Türkiye, İsrail-Filistin Çatışmalarında Diplomasiyle Rolünü Güçlendiriyor

Türkiye diplomasi trafiğinin merkezinde

İsrail-Hamas arasındaki çatışmaların tüm bölgeyi etkileyecek bir savaşa dönüşmesini önlemek amacıyla diplomasi trafiği devam ediyor. Başından beri taraf tarafları itidalli olmaya çağıran Cumhurbaşkanı Erdoğan, dün önemli bir adım attı. Liderlerle telefon diplomasisi boyunca Filistin Devlet Başkanı Mahmud Abbas, Lübnan Başbakanı Necip Mikati, Katar Emiri Şeyh Temim bin Hamed El Sani ve Mısır Cumhurbaşkanı Abdulfettah es-Sisi ile görüşmeler gerçekleştirdi. Görüşmelerde İsrail ve Filistin’de yaşananlar ve bölgedeki gerilim ele alındı. Erdoğan ayrıca İsrail Cumhurbaşkanı Yitzak Herzog ile yaptığı görüşmede, Gazze halkının zarar görebileceği bir adımın şiddeti ve acıları artıracağını vurgulayarak sağduyu gerektiğini belirtti. Türkiye’nin bölgedeki çatışmaların sona erdirilmesi ve kalıcı barışın sağlanması için gayretlerinin artarak süreceğini ifade etti.
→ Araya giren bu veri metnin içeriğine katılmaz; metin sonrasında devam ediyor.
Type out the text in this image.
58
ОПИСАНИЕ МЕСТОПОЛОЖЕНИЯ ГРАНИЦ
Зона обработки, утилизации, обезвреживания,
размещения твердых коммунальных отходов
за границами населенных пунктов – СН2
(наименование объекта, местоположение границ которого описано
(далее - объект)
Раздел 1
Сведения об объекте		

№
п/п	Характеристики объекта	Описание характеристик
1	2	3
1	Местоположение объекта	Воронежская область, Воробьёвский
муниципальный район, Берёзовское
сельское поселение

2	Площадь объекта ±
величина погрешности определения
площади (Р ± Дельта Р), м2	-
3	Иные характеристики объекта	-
Dışişleri Bakanı Hakan Fidan da çatışmaların başlamasından bu yana bölgedeki önemli aktörlerle telefon diplomasisi yürütüyor. Katar, Mısır, Filistin, Suudi Arabistan, Birleşik Arap Emirlikleri, İran ve İngiltere Dışişleri Bakanlarıyla görüşmelere ek olarak ABD Dışişleri Bakanı Anthony Blinken ile de iki telefon görüşmesi gerçekleştirdi. Blinken, Türkiye’nin ateşkes ve esirlerin serbest bırakılması için çağrı yapması beklentilerini dile getirdi.

Diplomatik kaynaklar, Türkiye’nin bölgedeki rolünü ön plana çıkarırken, ABD ve İran ile temas edebilen tek ülke olduğunu vurguluyor. Türkiye’nin görüşmelerde, bölgede topyekün bir savaşın engellenmesi mesajını ilettiği belirtiliyor.

Arabuluculuk için henüz erken olduğu ifade edilen kaynaklar, sıcak çatışmaların sona ermesi gerektiğini söylüyor. Ancak bu aşamadan sonra esirlerin serbest bırakılması konusu gündeme gelebilir. Bu doğrultuda Bakan Fidan’ın bölge ülkelerine ilettiği mesaj, “Öncelikle çatışmanın yayılmasını engellemek ve topyekün bir savaşa dönüşmemek için itidal gösterilmeli” şeklinde oldu.

Diplomatik kaynaklar, Türkiye’nin bölgede “merkez ülke” olarak değerlendirildiğini belirtirken, tüm ülkelerle istişarelerin devam edeceğini ifade etti. Şu an için bölgeye insani yardım göndermenin mümkün görünmediğini ancak gelecekte olabileceğini aktardı.